Крайнев отвел ее от окна, усадил рядом с собой и, как маленькой девочке, вытер слезы. Она понемногу успокоилась. Потом порывисто прижалась к нему и, заглядывая в глаза, крепко поцеловала.

Невыносимо тяжело было Крайневу. Поглядывая на стрелки часов, он инстинктивно отдалял время своего ухода. Он знал, что через час после того, как он выйдет из дому, все для него будет копчено.

Они назначили срок ухода в семь часов. Прогудел гудок.

И тогда Валя еще раз обняла Крайнева.

— Сергей Петрович, вам пора.

Чтобы несколько овладеть собой, Крайнев подошел к окну.

В стекла неприветливо смотрело хмурое зимнее небо, и скромная желто-розовая заря бледной полоской лежала на горизонте. Невольно подумав, что это утро последнее, которое он видит, Крайнев постоял у окна, взял детонаторы и, не оборачиваясь, вышел.

15

Дмитрюк злился на свой тулуп больше, чем на лютые морозы. Куда бы он ни приходил проситься на работу, всюду ему, словно сговорившись, предлагали должность сторожа. Старик был уверен, что виной всему проклятый тулуп. В конце концов он пришел в ярость, вооружился сапожным ножом и отхватил полы сразу на пол-аршина. Такой же операции подвергся и длиннейший воротник, свисавший почти до поясницы. Из обрезков, которых хватило бы на добрый полушубок, Дмитрюк выкроил карманы, нашил их, хоть и не очень красиво, но зато прочно. Каждый раз, проходя мимо застекленных витрин магазинов, старик любовался своим произведением. Оно не было похоже ни на один из видов принятой теплой одежды, но это его мало беспокоило.

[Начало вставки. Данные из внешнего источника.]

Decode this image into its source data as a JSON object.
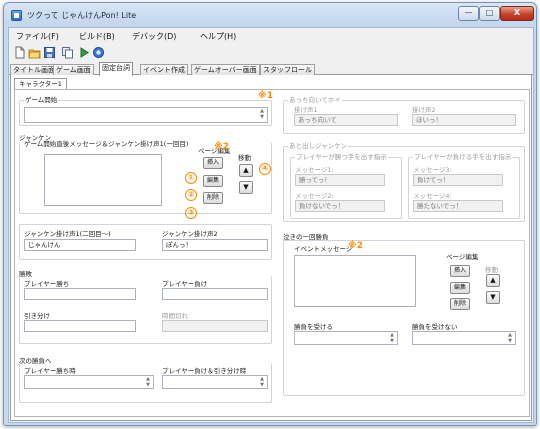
{
  "window": {
    "title": "ツクって じゃんけんPon! Lite",
    "min": "—",
    "max": "□",
    "close": "X"
  },
  "menu": [
    "ファイル(F)",
    "ビルド(B)",
    "デバック(D)",
    "ヘルプ(H)"
  ],
  "toolbar": [
    "new-file-icon",
    "open-folder-icon",
    "save-icon",
    "copy-icon",
    "play-icon",
    "debug-icon"
  ],
  "tabs": [
    "タイトル画面",
    "ゲーム画面",
    "固定台詞",
    "イベント作成",
    "ゲームオーバー画面",
    "スタッフロール"
  ],
  "subtab": "キャラクター1",
  "annotations": {
    "note1": "※1",
    "note2a": "※2",
    "note2b": "※2",
    "n1": "①",
    "n2": "②",
    "n3": "③",
    "n4": "④"
  },
  "left": {
    "game_start": {
      "title": "ゲーム開始",
      "value": ""
    },
    "janken": {
      "title": "ジャンケン",
      "intro_label": "ゲーム開始直後メッセージ＆ジャンケン掛け声1(一回目)",
      "page_edit": "ページ編集",
      "move": "移動",
      "insert": "挿入",
      "edit": "編集",
      "delete": "削除",
      "up": "▲",
      "down": "▼",
      "call1_label": "ジャンケン掛け声1(二回目〜)",
      "call1_value": "じゃんけん",
      "call2_label": "ジャンケン掛け声2",
      "call2_value": "ぽんっ！"
    },
    "result": {
      "title": "勝敗",
      "player_win": "プレイヤー勝ち",
      "player_lose": "プレイヤー負け",
      "draw": "引き分け",
      "timeout": "時間切れ"
    },
    "next": {
      "title": "次の勝負へ",
      "on_win": "プレイヤー勝ち時",
      "on_lose_draw": "プレイヤー負け＆引き分け時"
    }
  },
  "right": {
    "acchi": {
      "title": "あっち向いてホイ",
      "call1_label": "掛け声1",
      "call1_value": "あっち向いて",
      "call2_label": "掛け声2",
      "call2_value": "ほいっ！"
    },
    "atodashi": {
      "title": "あと出しジャンケン",
      "win_title": "プレイヤーが勝つ手を出す指示",
      "lose_title": "プレイヤーが負ける手を出す指示",
      "msg1_label": "メッセージ1:",
      "msg1_value": "勝ってっ！",
      "msg2_label": "メッセージ2:",
      "msg2_value": "負けないでっ！",
      "msg3_label": "メッセージ3:",
      "msg3_value": "負けてっ！",
      "msg4_label": "メッセージ4:",
      "msg4_value": "勝たないでっ！"
    },
    "cry": {
      "title": "泣きの一回勝負",
      "event_label": "イベントメッセージ",
      "page_edit": "ページ編集",
      "move": "移動",
      "insert": "挿入",
      "edit": "編集",
      "delete": "削除",
      "up": "▲",
      "down": "▼",
      "accept": "勝負を受ける",
      "decline": "勝負を受けない"
    }
  }
}
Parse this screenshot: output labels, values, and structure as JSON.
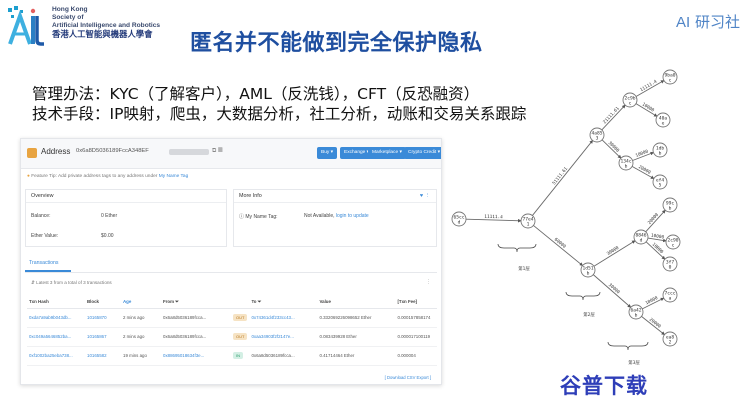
{
  "header": {
    "org_en": [
      "Hong Kong",
      "Society of",
      "Artificial Intelligence and Robotics"
    ],
    "org_zh": "香港人工智能與機器人學會",
    "title": "匿名并不能做到完全保护隐私",
    "brand": "AI 研习社",
    "brand_ai": "AI",
    "brand_cn": "研习社"
  },
  "body": {
    "line1": "管理办法：KYC（了解客户），AML（反洗钱），CFT（反恐融资）",
    "line2": "技术手段：IP映射，爬虫，大数据分析，社工分析，动账和交易关系跟踪"
  },
  "screenshot": {
    "address_label": "Address",
    "address_hash": "0x6a8D5036189FccA348EF",
    "buttons": [
      "Buy ▾",
      "Exchange ▾",
      "Marketplace ▾",
      "Crypto Credit ▾"
    ],
    "tip_prefix": "Feature Tip:",
    "tip_text": "Add private address tags to any address under",
    "tip_link": "My Name Tag",
    "overview": {
      "title": "Overview",
      "rows": [
        {
          "k": "Balance:",
          "v": "0 Ether"
        },
        {
          "k": "Ether Value:",
          "v": "$0.00"
        }
      ]
    },
    "more_info": {
      "title": "More Info",
      "name_tag_label": "My Name Tag:",
      "name_tag_value": "Not Available,",
      "name_tag_link": "login to update"
    },
    "tab_label": "Transactions",
    "latest_text": "Latest 3 from a total of 3 transactions",
    "columns": [
      "Txn Hash",
      "Block",
      "Age",
      "From",
      "",
      "To",
      "Value",
      "[Txn Fee]"
    ],
    "rows": [
      {
        "hash": "0xda7a9ab9b043db...",
        "block": "10165870",
        "age": "2 mins ago",
        "from": "0x6a8d5036189fcca...",
        "dir": "OUT",
        "to": "0x74361d4f233cc43...",
        "value": "0.332069226098652 Ether",
        "fee": "0.000157858174"
      },
      {
        "hash": "0xc049a5646852ba...",
        "block": "10165867",
        "age": "2 mins ago",
        "from": "0x6a8d5036189fcca...",
        "dir": "OUT",
        "to": "0xaa34903f2f2147e...",
        "value": "0.083439928 Ether",
        "fee": "0.000017100119"
      },
      {
        "hash": "0xf1002ba25eba738...",
        "block": "10165582",
        "age": "19 mins ago",
        "from": "0x88695018634f3e...",
        "dir": "IN",
        "to": "0x6a8d5036189fcca...",
        "value": "0.41714464 Ether",
        "fee": "0.000004"
      }
    ],
    "csv_link": "[ Download CSV Export ]"
  },
  "graph": {
    "nodes": [
      {
        "id": "n0",
        "l1": "65cc",
        "l2": "d"
      },
      {
        "id": "n1",
        "l1": "77e4",
        "l2": "1"
      },
      {
        "id": "n2",
        "l1": "4a85",
        "l2": "3"
      },
      {
        "id": "n3",
        "l1": "2c9b",
        "l2": "c"
      },
      {
        "id": "n4",
        "l1": "9ba0",
        "l2": "c"
      },
      {
        "id": "n5",
        "l1": "40a",
        "l2": "e"
      },
      {
        "id": "n6",
        "l1": "134c",
        "l2": "b"
      },
      {
        "id": "n7",
        "l1": "1db",
        "l2": "b"
      },
      {
        "id": "n8",
        "l1": "ef4",
        "l2": "5"
      },
      {
        "id": "n9",
        "l1": "1d51",
        "l2": "b"
      },
      {
        "id": "n10",
        "l1": "8846",
        "l2": "d"
      },
      {
        "id": "n11",
        "l1": "99c",
        "l2": "b"
      },
      {
        "id": "n12",
        "l1": "2c90",
        "l2": "c"
      },
      {
        "id": "n13",
        "l1": "3f7",
        "l2": "0"
      },
      {
        "id": "n14",
        "l1": "6a42",
        "l2": "b"
      },
      {
        "id": "n15",
        "l1": "7ccc",
        "l2": "a"
      },
      {
        "id": "n16",
        "l1": "ea8",
        "l2": "2"
      }
    ],
    "edges": [
      {
        "from": "n0",
        "to": "n1",
        "label": "11111.4"
      },
      {
        "from": "n1",
        "to": "n2",
        "label": "51111.61"
      },
      {
        "from": "n1",
        "to": "n9",
        "label": "60000"
      },
      {
        "from": "n2",
        "to": "n3",
        "label": "21111.61"
      },
      {
        "from": "n2",
        "to": "n6",
        "label": "30000"
      },
      {
        "from": "n3",
        "to": "n4",
        "label": "11111.4"
      },
      {
        "from": "n3",
        "to": "n5",
        "label": "10000"
      },
      {
        "from": "n6",
        "to": "n7",
        "label": "10000"
      },
      {
        "from": "n6",
        "to": "n8",
        "label": "20000"
      },
      {
        "from": "n9",
        "to": "n10",
        "label": "30000"
      },
      {
        "from": "n9",
        "to": "n14",
        "label": "30000"
      },
      {
        "from": "n10",
        "to": "n11",
        "label": "20000"
      },
      {
        "from": "n10",
        "to": "n12",
        "label": "10000"
      },
      {
        "from": "n10",
        "to": "n13",
        "label": "10000"
      },
      {
        "from": "n14",
        "to": "n15",
        "label": "10000"
      },
      {
        "from": "n14",
        "to": "n16",
        "label": "20000"
      }
    ],
    "levels": [
      "第1层",
      "第2层",
      "第3层"
    ]
  },
  "watermark": "谷普下载",
  "colors": {
    "title_blue": "#1f4fa0",
    "brand_blue": "#4f84c6",
    "link_blue": "#3a8ad8",
    "watermark_blue": "#2e3eb8"
  }
}
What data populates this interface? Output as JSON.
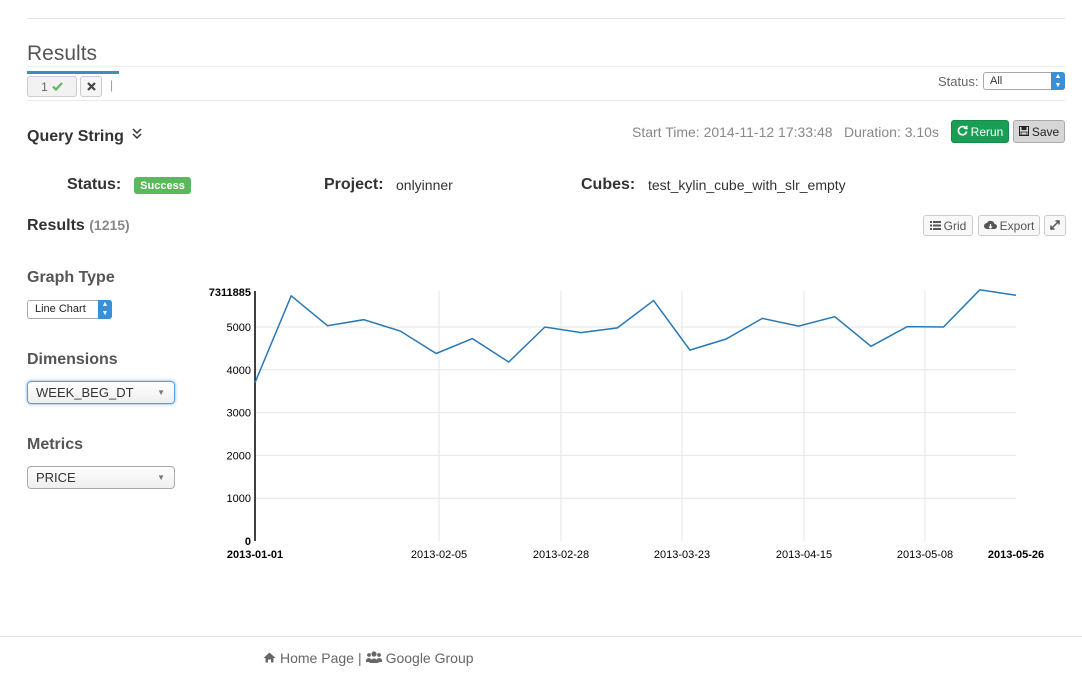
{
  "results_panel": {
    "title": "Results",
    "tab_number": "1",
    "tab_divider": "|",
    "status_filter_label": "Status:",
    "status_filter_value": "All"
  },
  "query": {
    "query_string_label": "Query String",
    "start_time": "Start Time: 2014-11-12 17:33:48",
    "duration": "Duration: 3.10s",
    "rerun_label": "Rerun",
    "save_label": "Save",
    "status_label": "Status:",
    "status_value": "Success",
    "project_label": "Project:",
    "project_value": "onlyinner",
    "cubes_label": "Cubes:",
    "cubes_value": "test_kylin_cube_with_slr_empty"
  },
  "results": {
    "label": "Results",
    "count": "(1215)",
    "grid_label": "Grid",
    "export_label": "Export"
  },
  "sidebar": {
    "graph_type_label": "Graph Type",
    "graph_type_value": "Line Chart",
    "dimensions_label": "Dimensions",
    "dimension_value": "WEEK_BEG_DT",
    "metrics_label": "Metrics",
    "metric_value": "PRICE"
  },
  "footer": {
    "home_label": "Home Page",
    "divider": "|",
    "group_label": "Google Group"
  },
  "colors": {
    "line": "#2878b4",
    "success_badge": "#5cb85c",
    "rerun_button": "#1a9e55",
    "select_accent": "#3a8fd9"
  },
  "icons": {
    "tab_status": "check-icon",
    "tab_close": "close-icon",
    "query_toggle": "double-chevron-down-icon",
    "rerun": "refresh-icon",
    "save": "floppy-icon",
    "grid": "list-icon",
    "export": "cloud-download-icon",
    "fullscreen": "expand-icon",
    "home": "home-icon",
    "group": "users-icon"
  },
  "chart_data": {
    "type": "line",
    "ylim": [
      0,
      7311885
    ],
    "y_ticks": [
      "0",
      "1000",
      "2000",
      "3000",
      "4000",
      "5000"
    ],
    "y_max_label": "7311885",
    "x_ticks": [
      "2013-01-01",
      "2013-02-05",
      "2013-02-28",
      "2013-03-23",
      "2013-04-15",
      "2013-05-08",
      "2013-05-26"
    ],
    "grid": true,
    "series": [
      {
        "values": [
          3700,
          5730,
          5030,
          5170,
          4910,
          4380,
          4730,
          4180,
          5000,
          4870,
          4980,
          5620,
          4460,
          4720,
          5200,
          5020,
          5240,
          4550,
          5010,
          5000,
          5870,
          5740
        ]
      }
    ]
  }
}
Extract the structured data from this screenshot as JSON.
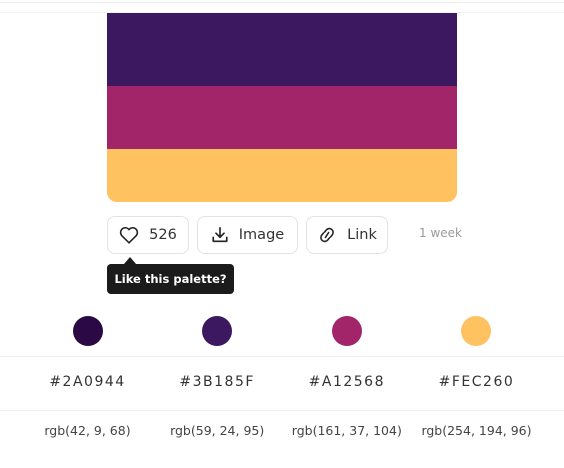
{
  "palette": {
    "colors": [
      {
        "hex": "#3B185F",
        "fill": "#3B185F"
      },
      {
        "hex": "#A12568",
        "fill": "#A12568"
      },
      {
        "hex": "#FEC260",
        "fill": "#FEC260"
      }
    ]
  },
  "actions": {
    "like_count": "526",
    "image_label": "Image",
    "link_label": "Link",
    "posted_ago": "1 week"
  },
  "tooltip": {
    "text": "Like this palette?"
  },
  "swatches": [
    {
      "hex": "#2A0944",
      "rgb": "rgb(42, 9, 68)",
      "color": "#2A0944"
    },
    {
      "hex": "#3B185F",
      "rgb": "rgb(59, 24, 95)",
      "color": "#3B185F"
    },
    {
      "hex": "#A12568",
      "rgb": "rgb(161, 37, 104)",
      "color": "#A12568"
    },
    {
      "hex": "#FEC260",
      "rgb": "rgb(254, 194, 96)",
      "color": "#FEC260"
    }
  ]
}
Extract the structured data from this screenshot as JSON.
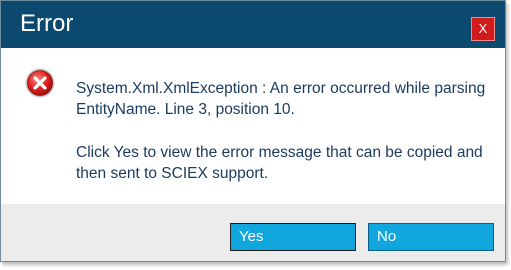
{
  "dialog": {
    "title": "Error",
    "close_label": "X",
    "message_line1": "System.Xml.XmlException : An error occurred while parsing EntityName. Line 3, position 10.",
    "message_line2": "Click Yes to view the error message that can be copied and then sent to SCIEX support.",
    "icon": "error-icon",
    "yes_label": "Yes",
    "no_label": "No"
  },
  "colors": {
    "titlebar": "#0b4a6e",
    "close_button": "#d11a1a",
    "button": "#12a6de",
    "message_text": "#1a3a5e",
    "footer": "#ececec"
  }
}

К Макарову Дмитрюк из деликатности больше не показывался — пусть, мол, новый начальник осмотрится, — но времени зря не терял. Приняв в эшелоне шефство над женщинами с детьми, он считал себя по-прежнему обязанным помогать им и целые дни проводил в заботах. Его привыкли видеть и в детских яслях, куда он устраивал своих маленьких подопечных, и в коммунальном отделе, и в больнице, и в отделе кадров, но чаще всего в заводском комитете профсоюза. Именно здесь ему удалось добиться, чтобы Пахомовой и Матвиенко дали большую и теплую комнату и чтобы их устроили на работу в разных сменах. Женщины прекрасно справлялись с домашними делами, одна из них всегда была дома.

Дмитрюк приходил в недавно организованный для семей фронтовиков дом-коммуну, как к себе в цех, покрикивал на уборщиц, журил заведующую и с нескрываемым удовольствием просиживал часок-другой в детском садике. Завидев своего деда-мороза, дети бросали все и бежали к нему.

Суровое детство было у Дмитрюка. Сказок ему никто не рассказывал, и он, дожив до старости, совсем не знал их. Чтоб позабавить малышей, старик купил на рынке растрепанный томик русских сказок. Каждую ночь перед сном он прочитывал одну сказку, а днем рассказывал ее детям. И все же его мучила совесть: «Ну какой же я дед-мороз? Тот всегда приходит с подарками, а я сказочками отделываюсь».